Upper supports are used in medium-weight and heavy turning machines. They serve to mount the turning tools and to absorb the forces transferred from tools, through the upper support and into the machine bed. An upper support always rests on a bottom slide which, in turn, is drivable on a bed carriage in a direction transverse to the machine bed. In order to execute several types of turning with the same upper support, the upper support can be turned with respect to the bottom slide in steps of 90.degree..

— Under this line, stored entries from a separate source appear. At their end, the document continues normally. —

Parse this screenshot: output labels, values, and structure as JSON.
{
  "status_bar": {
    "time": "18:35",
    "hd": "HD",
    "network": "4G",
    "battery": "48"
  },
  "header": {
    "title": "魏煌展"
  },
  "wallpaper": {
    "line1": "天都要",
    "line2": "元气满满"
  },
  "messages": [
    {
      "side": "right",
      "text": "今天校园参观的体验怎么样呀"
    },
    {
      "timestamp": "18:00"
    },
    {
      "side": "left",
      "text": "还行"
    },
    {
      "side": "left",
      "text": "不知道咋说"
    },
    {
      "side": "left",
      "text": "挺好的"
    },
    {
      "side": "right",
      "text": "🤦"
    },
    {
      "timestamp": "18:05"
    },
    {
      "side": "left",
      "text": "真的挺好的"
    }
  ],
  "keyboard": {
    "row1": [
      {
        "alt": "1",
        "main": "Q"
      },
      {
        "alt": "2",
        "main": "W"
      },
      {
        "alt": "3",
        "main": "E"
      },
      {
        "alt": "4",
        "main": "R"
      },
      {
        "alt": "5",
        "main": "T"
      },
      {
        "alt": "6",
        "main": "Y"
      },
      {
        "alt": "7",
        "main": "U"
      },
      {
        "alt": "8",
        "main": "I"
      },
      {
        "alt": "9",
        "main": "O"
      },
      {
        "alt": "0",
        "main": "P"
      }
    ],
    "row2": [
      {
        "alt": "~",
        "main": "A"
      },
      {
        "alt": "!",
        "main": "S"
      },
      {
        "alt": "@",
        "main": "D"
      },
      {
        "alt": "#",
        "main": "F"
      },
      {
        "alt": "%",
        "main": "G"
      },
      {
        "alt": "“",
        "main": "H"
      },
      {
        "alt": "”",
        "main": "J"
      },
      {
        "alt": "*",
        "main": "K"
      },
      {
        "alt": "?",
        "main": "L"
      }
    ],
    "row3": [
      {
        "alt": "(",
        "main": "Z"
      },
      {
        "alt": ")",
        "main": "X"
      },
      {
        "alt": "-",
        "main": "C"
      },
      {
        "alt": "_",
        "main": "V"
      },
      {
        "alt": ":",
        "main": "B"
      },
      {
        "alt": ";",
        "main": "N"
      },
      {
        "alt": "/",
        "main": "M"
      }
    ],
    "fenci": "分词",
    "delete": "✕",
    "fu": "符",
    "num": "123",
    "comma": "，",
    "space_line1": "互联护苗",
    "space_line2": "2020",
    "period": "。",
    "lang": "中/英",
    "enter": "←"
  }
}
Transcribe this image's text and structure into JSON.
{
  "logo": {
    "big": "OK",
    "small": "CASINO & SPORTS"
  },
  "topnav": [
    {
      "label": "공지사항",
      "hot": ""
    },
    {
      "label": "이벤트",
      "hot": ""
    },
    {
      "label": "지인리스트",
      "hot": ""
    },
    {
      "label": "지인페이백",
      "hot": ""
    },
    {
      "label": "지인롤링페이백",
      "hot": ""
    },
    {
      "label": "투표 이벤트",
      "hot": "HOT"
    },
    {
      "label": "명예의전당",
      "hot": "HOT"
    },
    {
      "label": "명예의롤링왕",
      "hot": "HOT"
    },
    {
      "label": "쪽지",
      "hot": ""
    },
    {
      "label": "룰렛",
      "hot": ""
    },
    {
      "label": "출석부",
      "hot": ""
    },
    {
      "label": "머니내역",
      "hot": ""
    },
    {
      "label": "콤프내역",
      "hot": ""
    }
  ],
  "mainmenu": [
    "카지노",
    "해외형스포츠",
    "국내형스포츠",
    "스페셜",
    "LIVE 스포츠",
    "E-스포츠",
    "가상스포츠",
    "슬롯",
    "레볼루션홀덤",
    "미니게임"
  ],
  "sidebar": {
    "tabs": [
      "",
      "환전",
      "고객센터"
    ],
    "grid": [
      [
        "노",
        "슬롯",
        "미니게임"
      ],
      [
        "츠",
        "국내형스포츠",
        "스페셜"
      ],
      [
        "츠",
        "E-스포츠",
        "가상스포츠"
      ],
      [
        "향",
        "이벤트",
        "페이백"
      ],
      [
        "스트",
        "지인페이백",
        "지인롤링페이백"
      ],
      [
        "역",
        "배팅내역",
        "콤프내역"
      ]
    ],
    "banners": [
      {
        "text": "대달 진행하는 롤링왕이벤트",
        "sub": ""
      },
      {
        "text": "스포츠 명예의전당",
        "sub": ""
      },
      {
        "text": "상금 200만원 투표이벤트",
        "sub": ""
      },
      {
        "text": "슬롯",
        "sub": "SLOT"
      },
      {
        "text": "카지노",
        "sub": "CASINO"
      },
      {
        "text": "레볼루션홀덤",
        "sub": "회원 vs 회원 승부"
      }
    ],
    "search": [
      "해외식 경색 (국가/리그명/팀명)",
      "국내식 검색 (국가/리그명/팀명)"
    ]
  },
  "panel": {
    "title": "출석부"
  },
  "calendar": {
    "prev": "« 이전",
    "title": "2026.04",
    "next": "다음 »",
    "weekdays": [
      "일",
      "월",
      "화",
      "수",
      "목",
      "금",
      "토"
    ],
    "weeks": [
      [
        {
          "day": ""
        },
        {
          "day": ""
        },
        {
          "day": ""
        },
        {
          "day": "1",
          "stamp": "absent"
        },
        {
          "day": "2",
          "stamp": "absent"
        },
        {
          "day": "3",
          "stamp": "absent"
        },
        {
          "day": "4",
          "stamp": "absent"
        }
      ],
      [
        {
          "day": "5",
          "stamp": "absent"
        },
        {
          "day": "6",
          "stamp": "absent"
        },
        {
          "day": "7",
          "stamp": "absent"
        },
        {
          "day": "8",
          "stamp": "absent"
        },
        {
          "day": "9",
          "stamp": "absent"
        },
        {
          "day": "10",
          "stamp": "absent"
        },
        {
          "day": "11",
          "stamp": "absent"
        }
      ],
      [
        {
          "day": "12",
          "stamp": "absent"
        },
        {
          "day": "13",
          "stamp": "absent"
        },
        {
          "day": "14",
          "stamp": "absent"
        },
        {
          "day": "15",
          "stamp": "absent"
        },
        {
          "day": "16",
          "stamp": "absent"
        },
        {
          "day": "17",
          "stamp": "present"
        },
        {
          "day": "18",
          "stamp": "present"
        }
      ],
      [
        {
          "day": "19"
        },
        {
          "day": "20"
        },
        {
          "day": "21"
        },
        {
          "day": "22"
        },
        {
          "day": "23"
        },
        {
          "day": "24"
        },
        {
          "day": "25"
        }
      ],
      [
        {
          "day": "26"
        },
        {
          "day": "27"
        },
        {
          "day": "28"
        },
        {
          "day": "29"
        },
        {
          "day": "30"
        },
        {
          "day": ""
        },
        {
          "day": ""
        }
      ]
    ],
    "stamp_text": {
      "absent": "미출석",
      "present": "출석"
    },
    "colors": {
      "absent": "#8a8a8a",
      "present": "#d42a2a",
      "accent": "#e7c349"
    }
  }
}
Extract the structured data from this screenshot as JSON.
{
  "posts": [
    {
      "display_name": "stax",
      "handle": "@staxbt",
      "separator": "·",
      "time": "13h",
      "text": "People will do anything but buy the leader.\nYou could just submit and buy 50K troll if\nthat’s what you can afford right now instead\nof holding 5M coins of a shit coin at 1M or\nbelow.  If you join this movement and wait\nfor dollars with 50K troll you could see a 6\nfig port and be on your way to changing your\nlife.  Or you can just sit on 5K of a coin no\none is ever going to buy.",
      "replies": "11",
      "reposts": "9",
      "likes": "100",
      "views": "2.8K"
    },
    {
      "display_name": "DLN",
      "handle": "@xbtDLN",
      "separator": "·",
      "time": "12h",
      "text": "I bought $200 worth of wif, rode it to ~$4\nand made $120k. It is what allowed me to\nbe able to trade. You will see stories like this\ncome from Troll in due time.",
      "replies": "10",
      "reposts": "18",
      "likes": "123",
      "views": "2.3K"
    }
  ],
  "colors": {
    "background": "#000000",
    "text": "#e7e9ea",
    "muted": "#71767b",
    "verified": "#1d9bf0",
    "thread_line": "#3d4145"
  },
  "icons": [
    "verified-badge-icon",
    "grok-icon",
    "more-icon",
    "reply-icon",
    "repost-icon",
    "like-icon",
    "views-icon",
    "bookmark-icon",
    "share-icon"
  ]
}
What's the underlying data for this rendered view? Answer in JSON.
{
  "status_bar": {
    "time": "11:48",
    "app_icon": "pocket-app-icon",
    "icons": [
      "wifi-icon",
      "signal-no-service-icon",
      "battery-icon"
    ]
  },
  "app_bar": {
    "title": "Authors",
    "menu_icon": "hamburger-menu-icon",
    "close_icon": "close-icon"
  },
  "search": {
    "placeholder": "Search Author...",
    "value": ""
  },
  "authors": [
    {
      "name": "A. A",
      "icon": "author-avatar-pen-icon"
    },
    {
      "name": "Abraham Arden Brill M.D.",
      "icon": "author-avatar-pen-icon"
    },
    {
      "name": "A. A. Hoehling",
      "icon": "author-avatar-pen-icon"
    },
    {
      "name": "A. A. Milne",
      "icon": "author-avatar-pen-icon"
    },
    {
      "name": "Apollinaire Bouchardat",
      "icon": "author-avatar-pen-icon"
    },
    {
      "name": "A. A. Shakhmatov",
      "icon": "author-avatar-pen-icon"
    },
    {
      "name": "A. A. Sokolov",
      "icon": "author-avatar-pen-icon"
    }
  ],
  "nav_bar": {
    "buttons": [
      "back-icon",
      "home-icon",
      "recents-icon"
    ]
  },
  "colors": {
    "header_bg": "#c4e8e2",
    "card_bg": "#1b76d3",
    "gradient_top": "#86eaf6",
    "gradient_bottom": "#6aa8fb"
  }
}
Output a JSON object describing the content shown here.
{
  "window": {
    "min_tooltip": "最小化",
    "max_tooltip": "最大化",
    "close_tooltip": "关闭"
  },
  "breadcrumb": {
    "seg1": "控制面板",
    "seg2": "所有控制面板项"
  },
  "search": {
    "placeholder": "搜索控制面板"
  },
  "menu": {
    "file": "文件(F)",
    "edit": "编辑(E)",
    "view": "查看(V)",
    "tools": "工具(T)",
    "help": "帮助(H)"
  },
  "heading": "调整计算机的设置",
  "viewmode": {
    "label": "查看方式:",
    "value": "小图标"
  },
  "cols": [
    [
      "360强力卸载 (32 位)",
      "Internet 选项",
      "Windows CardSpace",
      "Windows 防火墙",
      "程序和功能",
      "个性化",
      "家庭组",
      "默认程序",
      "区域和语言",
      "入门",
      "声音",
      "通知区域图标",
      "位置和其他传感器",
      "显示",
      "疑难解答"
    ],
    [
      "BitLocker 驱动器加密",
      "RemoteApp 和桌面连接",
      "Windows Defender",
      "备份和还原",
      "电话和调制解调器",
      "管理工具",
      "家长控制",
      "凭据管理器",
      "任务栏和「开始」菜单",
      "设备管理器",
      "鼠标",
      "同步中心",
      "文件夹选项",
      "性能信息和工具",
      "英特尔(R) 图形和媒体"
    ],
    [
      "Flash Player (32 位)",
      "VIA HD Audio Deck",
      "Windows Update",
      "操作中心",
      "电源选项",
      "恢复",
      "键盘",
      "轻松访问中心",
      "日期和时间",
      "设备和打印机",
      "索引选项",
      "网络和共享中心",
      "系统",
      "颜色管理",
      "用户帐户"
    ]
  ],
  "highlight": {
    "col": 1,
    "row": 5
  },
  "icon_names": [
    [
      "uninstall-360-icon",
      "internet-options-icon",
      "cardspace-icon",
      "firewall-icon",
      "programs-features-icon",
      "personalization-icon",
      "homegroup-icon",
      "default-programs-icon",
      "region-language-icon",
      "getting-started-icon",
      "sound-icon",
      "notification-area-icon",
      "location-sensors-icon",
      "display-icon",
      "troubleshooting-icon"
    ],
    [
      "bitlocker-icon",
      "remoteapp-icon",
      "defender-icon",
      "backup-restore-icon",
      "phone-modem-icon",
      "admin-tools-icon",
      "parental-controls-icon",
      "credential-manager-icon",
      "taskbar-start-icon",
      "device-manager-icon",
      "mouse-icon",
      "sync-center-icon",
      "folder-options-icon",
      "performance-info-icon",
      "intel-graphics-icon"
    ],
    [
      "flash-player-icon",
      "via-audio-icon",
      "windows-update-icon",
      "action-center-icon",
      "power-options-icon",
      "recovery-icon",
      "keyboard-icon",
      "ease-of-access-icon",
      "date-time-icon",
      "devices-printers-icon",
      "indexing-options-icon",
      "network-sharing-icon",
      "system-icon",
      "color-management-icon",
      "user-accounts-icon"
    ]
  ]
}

The known rotatable upper supports, however, have the disadvantage that they have no fixed stops for the turning tool. Thus, for example, the upper supports in their normal position are capable of tooling the left shoulder of a workpiece from the right. Now, if it is desired to tool a corresponding right shoulder from the left, then for this purpose the upper support has to be rotated through 180.degree. and thereupon the turning tool carrier with the turning tools mounted thereto has to be changed over. The upper supports in which this is possible have a clamping device for receiving the generally bar-form turning tool carrier, which can be formed, for example, by two parallel plates, which are joined with one another by force clamps. Another possibility for fastening the turning tool carrier includes the use of a horizontal groove arranged laterally in the upper support, in which groove the turning tool carrier is guided and clamped fast. In none of the known rotatable upper supports, however, is there provided a means of securing the turning tool carrier so that the cutting edge of the turning tool can be held at a firmly prescribed and exactly measured point. For this reason in the known upper supports it is always necessary, after a tool change, to remeasure the position of the cutting edge and to readjust it. This means, of course, an undesired expenditure of labor.
On the other hand, neither is it possible to dispense with the use of rotatable upper supports, since when the upper support is arranged for the tooling of a left shoulder, it stands in its own way in the tooling of a right shoulder unless it is turned through 180.degree..
Underlying the present invention, therefore, is the problem of providing a rotatable upper support whose handling is facilitated and which can be used much more versatilely than was hitherto the case.